Santo vaciló, y por fin se encaminó hacia el fondo del callejón.

—¿Adónde vas? —lo llamó Christmas.

—Voy a dar la vuelta...

—Creo que puedes entrar por aquí... —sugirió y señaló la trastienda—. ¿No tienes inconveniente, verdad, Pep?

El carnicero asintió.

—Con tal de que no me robes la carne —le dijo a Santo.

—No... no, señor... yo... —balbuceó Santo.

El carnicero rió y Santo entró en la tienda, con la cara roja.

—Es un tipo duro, ¿eh? —le dijo Pep a Christmas. Y volvió a reír.

Christmas no respondió y siguió untando la crema sobre las llagas sarnosas de Lilliput.

—Me la has untado entera —dijo Pep—. ¿Qué es eso?

—Es para la sarna.

—¿Y tú qué sabes de sarna?

—Yo, nada. Pero el médico que la ha hecho sí que sabe.

—No pretenderás que te la pague, ¿verdad, chico?

Christmas se levantó, se limpió las manos con un pañuelo y cerró el bote.
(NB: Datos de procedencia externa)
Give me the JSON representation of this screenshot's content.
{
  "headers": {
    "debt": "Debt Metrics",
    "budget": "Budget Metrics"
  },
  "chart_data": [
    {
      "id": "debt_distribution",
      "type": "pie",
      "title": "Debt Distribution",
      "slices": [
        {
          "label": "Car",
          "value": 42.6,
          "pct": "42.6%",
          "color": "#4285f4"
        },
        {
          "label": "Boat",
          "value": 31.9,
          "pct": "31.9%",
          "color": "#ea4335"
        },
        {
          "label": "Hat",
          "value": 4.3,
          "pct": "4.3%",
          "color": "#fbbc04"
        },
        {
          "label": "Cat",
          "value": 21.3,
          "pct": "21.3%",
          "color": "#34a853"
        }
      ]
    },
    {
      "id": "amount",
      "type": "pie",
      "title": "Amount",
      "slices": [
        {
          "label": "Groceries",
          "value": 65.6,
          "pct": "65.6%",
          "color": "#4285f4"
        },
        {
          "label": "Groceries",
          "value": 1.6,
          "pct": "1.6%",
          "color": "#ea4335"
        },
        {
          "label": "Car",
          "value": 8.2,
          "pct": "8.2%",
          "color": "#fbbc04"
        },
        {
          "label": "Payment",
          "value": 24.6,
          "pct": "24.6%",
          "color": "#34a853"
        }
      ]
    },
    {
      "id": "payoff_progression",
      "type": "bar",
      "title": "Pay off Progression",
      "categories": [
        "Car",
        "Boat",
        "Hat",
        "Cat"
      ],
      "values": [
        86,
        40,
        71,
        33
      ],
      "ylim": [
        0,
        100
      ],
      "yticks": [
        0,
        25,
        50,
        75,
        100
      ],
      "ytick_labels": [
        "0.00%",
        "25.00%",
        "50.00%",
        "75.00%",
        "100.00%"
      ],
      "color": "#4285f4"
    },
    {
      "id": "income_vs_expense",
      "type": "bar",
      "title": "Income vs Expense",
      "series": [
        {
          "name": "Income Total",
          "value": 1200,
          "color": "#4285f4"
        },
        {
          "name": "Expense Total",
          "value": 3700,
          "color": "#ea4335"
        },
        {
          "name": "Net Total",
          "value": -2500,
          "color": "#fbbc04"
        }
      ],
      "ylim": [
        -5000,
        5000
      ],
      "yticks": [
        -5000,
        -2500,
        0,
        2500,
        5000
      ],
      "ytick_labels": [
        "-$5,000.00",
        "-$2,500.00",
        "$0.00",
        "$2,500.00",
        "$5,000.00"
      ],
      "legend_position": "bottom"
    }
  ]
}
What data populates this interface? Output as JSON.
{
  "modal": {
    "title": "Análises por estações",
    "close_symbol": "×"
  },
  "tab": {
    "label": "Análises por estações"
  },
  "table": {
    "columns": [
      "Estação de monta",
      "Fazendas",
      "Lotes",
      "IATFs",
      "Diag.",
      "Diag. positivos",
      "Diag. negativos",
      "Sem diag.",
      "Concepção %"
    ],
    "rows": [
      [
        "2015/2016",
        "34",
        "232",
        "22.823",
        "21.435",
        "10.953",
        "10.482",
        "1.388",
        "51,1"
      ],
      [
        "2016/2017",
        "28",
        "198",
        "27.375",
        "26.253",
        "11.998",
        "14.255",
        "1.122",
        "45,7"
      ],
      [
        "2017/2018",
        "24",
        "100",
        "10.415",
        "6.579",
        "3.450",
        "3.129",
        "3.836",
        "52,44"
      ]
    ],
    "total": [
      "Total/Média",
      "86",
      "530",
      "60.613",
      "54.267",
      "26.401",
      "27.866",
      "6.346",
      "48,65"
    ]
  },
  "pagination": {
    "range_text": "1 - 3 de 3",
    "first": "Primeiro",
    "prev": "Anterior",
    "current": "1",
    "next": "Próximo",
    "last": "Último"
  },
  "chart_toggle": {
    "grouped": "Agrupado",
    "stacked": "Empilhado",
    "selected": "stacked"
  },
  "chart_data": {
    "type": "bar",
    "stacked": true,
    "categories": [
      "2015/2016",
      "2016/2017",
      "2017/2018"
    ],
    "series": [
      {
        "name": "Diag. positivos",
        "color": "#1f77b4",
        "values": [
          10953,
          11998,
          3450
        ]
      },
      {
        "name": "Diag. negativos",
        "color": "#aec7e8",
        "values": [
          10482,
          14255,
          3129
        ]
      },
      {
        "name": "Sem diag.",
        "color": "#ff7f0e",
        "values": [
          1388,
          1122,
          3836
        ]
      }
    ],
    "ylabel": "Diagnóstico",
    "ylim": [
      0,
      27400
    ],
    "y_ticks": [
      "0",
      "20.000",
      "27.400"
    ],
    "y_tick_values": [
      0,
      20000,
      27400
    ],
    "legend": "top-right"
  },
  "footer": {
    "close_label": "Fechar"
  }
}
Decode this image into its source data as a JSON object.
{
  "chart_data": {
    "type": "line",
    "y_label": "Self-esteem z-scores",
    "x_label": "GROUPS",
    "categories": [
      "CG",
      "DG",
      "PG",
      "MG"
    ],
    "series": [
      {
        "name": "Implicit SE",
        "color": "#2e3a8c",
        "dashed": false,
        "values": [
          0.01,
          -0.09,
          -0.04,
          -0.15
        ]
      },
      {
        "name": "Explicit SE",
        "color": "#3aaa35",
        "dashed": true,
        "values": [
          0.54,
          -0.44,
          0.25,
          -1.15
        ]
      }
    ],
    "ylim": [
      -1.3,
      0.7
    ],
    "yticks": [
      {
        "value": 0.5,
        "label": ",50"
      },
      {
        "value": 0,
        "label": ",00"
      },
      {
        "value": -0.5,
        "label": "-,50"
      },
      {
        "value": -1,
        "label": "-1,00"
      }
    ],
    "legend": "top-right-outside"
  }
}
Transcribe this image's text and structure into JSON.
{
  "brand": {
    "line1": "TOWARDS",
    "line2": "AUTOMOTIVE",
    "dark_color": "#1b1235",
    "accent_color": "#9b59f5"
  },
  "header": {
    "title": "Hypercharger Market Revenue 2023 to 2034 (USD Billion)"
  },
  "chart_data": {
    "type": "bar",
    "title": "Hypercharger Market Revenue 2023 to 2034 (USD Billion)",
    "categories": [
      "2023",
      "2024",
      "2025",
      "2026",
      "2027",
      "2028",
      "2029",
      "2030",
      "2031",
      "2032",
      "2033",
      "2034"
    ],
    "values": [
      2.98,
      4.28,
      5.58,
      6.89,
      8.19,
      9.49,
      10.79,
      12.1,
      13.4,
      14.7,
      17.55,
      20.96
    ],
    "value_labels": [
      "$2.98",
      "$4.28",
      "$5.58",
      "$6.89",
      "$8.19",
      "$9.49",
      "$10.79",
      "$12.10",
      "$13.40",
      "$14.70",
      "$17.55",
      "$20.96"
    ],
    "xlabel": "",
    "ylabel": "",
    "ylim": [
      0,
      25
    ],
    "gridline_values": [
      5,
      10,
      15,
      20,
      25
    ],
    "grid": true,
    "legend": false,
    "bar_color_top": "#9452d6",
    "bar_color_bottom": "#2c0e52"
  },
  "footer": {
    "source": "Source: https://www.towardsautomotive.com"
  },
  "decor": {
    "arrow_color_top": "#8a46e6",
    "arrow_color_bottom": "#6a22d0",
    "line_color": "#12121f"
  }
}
—Bueno, el médico no me la ha hecho gratis —dijo luego.

—¿Quién te la había pedido? —Pep se puso a leer el periódico.

Christmas se encogió de hombros y dio una patada a una piedra. Lilliput, gruñendo, persiguió la piedra, la cogió entre los dientes, meneó la cabeza como si estuviese luchando, luego regresó al lado de Christmas y la soltó delante de él. El muchacho rió y le dio otra patada. Y Lilliput, gruñendo, volvió a ir tras ella.

—¿Y cuánto te ha costado? —preguntó el carnicero levantando la cabeza del periódico.

—Un par de dólares —respondió Christmas como si el asunto no le interesara mucho, lanzando de nuevo la piedra a Lilliput.